Growing Online Parts Sales

While the new and used-car sales departments stay focused on “getting tail lights across the curb,” the possibility of increasing parts sales at auto dealerships does not go unnoticed by 21st century franchise administrators who look to generate more revenue from every channel.

Part one of this series reviewed the ways that dealer management systems (DMS) can be used to increase parts sales with the strategic application of pricingcustomer relationship managers (CRM) and key performance indicators (KPIs).

Recapping essential details from that article, CRM are named suites within DMS whereas pricing and KPIs are monitored via DMS suites such as accounting, service, sales and ecommerce.

This second installment covers online sales, merchandising and customer service.

Online Sales

Cyberspace may not be “the final frontier,” but it certainly is “everywhere you want to be.” The obvious — the potential for selling parts to customers around the world — should be enough to get motivated but be aware that getting started requires an investment in time, labor and technology. The good news is that there are millions of providers who help businesses establish and service virtual storefronts.
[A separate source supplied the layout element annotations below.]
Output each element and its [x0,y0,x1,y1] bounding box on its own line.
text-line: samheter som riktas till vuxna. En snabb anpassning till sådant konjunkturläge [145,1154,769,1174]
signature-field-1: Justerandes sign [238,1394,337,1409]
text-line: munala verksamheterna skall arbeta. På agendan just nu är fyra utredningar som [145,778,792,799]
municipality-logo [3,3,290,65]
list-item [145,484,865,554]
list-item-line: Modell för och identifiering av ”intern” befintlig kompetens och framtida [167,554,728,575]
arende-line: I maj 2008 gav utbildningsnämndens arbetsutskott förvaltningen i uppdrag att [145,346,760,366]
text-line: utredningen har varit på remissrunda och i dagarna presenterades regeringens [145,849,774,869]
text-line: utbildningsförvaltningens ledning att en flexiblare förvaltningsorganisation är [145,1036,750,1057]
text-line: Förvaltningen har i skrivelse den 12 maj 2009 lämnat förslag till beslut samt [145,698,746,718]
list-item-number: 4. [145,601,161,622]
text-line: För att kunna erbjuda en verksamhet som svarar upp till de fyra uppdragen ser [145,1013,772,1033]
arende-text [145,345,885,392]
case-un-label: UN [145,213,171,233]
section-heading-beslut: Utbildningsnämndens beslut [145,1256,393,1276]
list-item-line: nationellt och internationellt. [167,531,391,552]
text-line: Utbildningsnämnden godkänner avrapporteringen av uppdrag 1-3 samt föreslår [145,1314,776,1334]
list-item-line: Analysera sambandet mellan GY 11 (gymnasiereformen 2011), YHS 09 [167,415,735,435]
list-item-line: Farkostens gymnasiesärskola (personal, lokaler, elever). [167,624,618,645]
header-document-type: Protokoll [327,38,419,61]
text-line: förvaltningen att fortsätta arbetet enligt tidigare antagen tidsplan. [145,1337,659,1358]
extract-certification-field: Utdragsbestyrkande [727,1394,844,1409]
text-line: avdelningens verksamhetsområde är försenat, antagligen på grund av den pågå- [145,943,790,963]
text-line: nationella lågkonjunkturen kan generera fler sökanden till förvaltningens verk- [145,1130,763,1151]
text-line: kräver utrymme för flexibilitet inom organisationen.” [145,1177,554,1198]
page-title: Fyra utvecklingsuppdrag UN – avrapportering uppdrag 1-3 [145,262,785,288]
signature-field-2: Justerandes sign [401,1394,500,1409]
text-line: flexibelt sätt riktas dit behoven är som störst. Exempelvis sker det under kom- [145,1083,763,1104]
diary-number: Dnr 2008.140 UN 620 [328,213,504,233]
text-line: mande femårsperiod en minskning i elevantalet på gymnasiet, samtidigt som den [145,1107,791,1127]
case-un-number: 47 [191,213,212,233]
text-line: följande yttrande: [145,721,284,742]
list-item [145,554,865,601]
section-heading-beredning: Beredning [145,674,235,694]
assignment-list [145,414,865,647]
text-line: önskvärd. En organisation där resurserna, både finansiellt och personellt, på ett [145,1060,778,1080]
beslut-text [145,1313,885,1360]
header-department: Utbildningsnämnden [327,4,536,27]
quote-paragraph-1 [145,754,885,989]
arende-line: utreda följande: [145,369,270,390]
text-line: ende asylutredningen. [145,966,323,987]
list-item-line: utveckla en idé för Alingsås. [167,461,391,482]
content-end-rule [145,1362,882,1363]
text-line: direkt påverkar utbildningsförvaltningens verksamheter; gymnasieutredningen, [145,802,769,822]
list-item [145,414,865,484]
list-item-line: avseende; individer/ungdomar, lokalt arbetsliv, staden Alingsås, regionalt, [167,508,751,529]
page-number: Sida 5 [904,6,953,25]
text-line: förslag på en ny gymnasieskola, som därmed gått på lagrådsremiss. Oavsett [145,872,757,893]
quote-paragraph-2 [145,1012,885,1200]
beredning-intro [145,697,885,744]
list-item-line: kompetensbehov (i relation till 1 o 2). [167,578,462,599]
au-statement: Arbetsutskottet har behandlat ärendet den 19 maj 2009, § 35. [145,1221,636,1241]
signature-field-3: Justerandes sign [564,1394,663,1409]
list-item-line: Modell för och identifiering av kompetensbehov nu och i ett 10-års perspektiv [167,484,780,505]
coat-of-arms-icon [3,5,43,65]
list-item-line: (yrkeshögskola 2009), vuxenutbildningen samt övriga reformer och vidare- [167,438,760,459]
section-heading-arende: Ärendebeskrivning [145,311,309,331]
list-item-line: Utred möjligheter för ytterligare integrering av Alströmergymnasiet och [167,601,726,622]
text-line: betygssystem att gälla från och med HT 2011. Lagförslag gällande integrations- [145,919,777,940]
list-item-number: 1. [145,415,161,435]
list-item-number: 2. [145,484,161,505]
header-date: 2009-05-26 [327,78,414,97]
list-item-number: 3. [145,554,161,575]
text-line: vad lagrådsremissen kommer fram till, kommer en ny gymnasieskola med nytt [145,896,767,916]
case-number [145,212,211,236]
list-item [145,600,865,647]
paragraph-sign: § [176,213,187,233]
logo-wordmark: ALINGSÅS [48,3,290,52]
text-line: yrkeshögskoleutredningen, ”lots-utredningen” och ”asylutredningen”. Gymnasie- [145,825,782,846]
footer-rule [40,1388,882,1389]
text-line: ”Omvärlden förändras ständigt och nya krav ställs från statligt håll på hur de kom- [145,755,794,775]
The bad news is that competition is fierce because retail giants such as Amazon and Walmart sell auto parts alongside the expected online portals of AutoZone, Pep Boys and O’Reilly Auto.

As with any retail venture, demand is enhanced by offering a unique combination of product availability, price, fulfillment, product knowledge and customer service. Thus, excelling at all of the above is needed to increase parts sales at auto dealerships.


Experts recommend using web providers that specialize in auto parts ecommerce — some focus on OEM items while others deal with aftermarket parts.

After educating readers on the pros and cons of selling via eBay and Amazon, writer Jason Lancaster discusses how to “launch your own national parts ecommerce website” in a comprehensive presentation on Driving Sales where he links an article listing ecommerce providers.

Two important takeaways per the article:

  1. See what other eBay retailers are selling parts for and match the lowest one available.
  2. While eBay customers are used to paying shipping and handling fees — a profit center for many retailers — Amazon buyers would rather pay above list price than pay for shipping.

Lancaster recommends developing “an understanding of the marketplace in terms of pricing and profitability, a parts ecommerce platform, and a marketing plan and strategy.”

Promoting Online Parts Sales 

Online presence is enhanced with the help of search engine optimization (SEO), Google AdWords campaigns (i.e. pay-per-click services), and strategic social media plugs.

SEO is not overly complicated, but it does have guidelines such as those established by two of today’s leading authorities: Yoast and Hubspot. Learn one or the other, or both for the best results.

Google AdWords is the 21st Century rendition of paid advertising but is considerably more effective because the target markets are customized. Case in point: conduct a Google search for “OEM auto parts” to see immediate results and note the local angle created by geo-mapping technology.

Social media is a marketing channel that can be used or abused depending on the practitioner. There are hundreds of millions of web pages containing recommendations (conduct a search for “social media marketing”), but here is a tip worth considering:

Do not make frequent attempts at hawking auto parts on social media because the operative word is “social.” Rather, wait for opportune times to market items that may resonate with viewers. For example, the seasonal accessories mentioned in the next section would be a good candidate for social media promotion. Finally, Facebook Ads is a marketing channel within a social channel that should be considered.


Parts sales at auto dealerships can be greatly improved by coordinating efforts in all channels: the service department (repair orders), online sales (virtual storefront), wholesale customers (independent repair, body and transmission shops) and over-the-counter sales. For example, walk-arounds by service technicians with customers in tow can generate additional parts sales because service orders generally require the removal and replacement (R/R) of OEM parts.

In the merchandising space, writer Ian Linton presents a handful of useful tips in his article “How to Increase the Profits of a Dealership Parts Department.” Three items are outstanding:

  • Display oil and filters, servicing kits and fast-fit parts such as wiper blades, batteries and lighting components. He recommends “branded products in consumer packaging and display[ing] them in a separate area of the parts department.”
  • “Stock seasonal accessories such as winter driving kits or holiday kits at prices that earn good margins.”
  • Provide fleet operators, independent service technicians and small service outlets with a reliable wholesale parts service because “managing their parts requirements reduces their administrative burden.” (He also recommends “regular phone calls to wholesale customers to collect orders and advise them of upcoming deliveries” as well as “promotions and incentive campaigns to encourage them to increase sales.”)

And finally, one expert suggests appointing a “dedicated accessories manager” who can focus on marketing and merchandising across the department lines of sales, F&I, parts and service.